Je me sens tellement lent. Même dans les couloirs, certains courent, moi je marche à la cool. Mais c’est la branche qui veut ça. (Je ne vous dirai pas dans quelle branche je bosse)(Pour l’instant). J’ai aussi très peur de faire des bourdes.

Mon environnement de travail est cool, les gens sont chaleureux quand ils ont le temps de l’être. Ca aurait pu être bien pire. Je suis un stagiaire mais pas un cafetier. Ce qui est un peu bizarre c’est que je fais un boulot moins qualifié que des gens sans doute (ils en ont l’air) plus jeunes que moi, mais je m’en fous. En plus le trajet pour y aller n’est pas long.

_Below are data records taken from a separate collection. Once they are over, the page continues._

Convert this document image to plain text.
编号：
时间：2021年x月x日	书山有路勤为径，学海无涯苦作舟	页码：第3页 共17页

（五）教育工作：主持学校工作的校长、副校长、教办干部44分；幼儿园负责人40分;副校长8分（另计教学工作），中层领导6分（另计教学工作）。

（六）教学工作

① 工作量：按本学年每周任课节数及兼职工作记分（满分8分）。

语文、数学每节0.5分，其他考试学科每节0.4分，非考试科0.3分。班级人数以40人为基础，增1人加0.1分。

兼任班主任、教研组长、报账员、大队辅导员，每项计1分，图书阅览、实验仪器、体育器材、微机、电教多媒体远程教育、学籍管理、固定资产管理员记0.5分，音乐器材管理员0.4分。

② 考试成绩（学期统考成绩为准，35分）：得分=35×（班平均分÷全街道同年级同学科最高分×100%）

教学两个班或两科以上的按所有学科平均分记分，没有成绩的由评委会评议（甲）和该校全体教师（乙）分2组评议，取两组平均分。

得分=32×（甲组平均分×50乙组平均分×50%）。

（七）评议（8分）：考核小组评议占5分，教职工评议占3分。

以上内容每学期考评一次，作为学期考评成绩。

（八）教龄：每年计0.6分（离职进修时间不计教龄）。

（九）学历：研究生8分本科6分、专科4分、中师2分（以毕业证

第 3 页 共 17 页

Nan, vraiment, à part le fait que je vais peut-être rater le début de France-Angleterre de l’Euro de foot et que je stresse un max avant d’y aller et un peu, tout le reste du temps (je suis sous Euphytose et Sédatif PC, pour les connaisseurs)… ; ça va… !

 

 

Rêve éveillé

7 mai 2012

“La télé c’est le miroir aux alouettes“. Cette phrase est souvent revenue quand je disais que je voulais faire de la télé. Au fur et à mesure que je n’osais pas me lancer, je me suis aussi convaincu qu’elle devait être vraie.
Sauf que voilà, je connaissais un mec, il était pas connu. Et je suivais un peu son blog, il écrivait bien, il arrivait pourtant que je n’accroche pas. Souvent quand il écrivait des petites nouvelles. Je n’ai jamais accroché à la lecture de nouvelles sur les blogs, je ne sais pas pourquoi. Lui a laissé un ou deux commentaires sur le mien.  Je l’ai rencontré quelquefois. On a pas vraiment échangé. Jamais je ne l’aurai imaginé, mais aujourd’hui il a du succès grâce à la télé.
Ce que je veux dire c’est que la télé, dans ma vie elle est juste à côté. Je côtoie des gens qui y passent de temps en temps. Je pense que pour eux c’est avant tout un moyen de faire connaître une activité connexe ou de gagner un peu leur vie. En même temps je ne sais pas, je ne leur ai jamais posé la question.
Mais tout ça rend complexes mes rapports avec la télé. La télé c’est une réalité et un mensonge en même temps. Les gens y sont à la fois vrais et faux. L’ image qu’ils veulent donner, leurs gestes y sont la plupart du temps sont calculés et en même temps ce calcul est sincère.
Parfois, je ne me rends plus compte qu’en regardant la télévision je vis par procuration. Ce soir (ou plutôt hier soir) je regardais François Hollande, nouvellement élu président, et j’avais l’impression d’être là, avec lui; ou du moins je vivais ce moment, tout en ne le vivant pas.
Connaître des gens qui bossent pour la télé c’est presque comme si je travaillais à la télé. Sauf qu’en fait je vis par procuration.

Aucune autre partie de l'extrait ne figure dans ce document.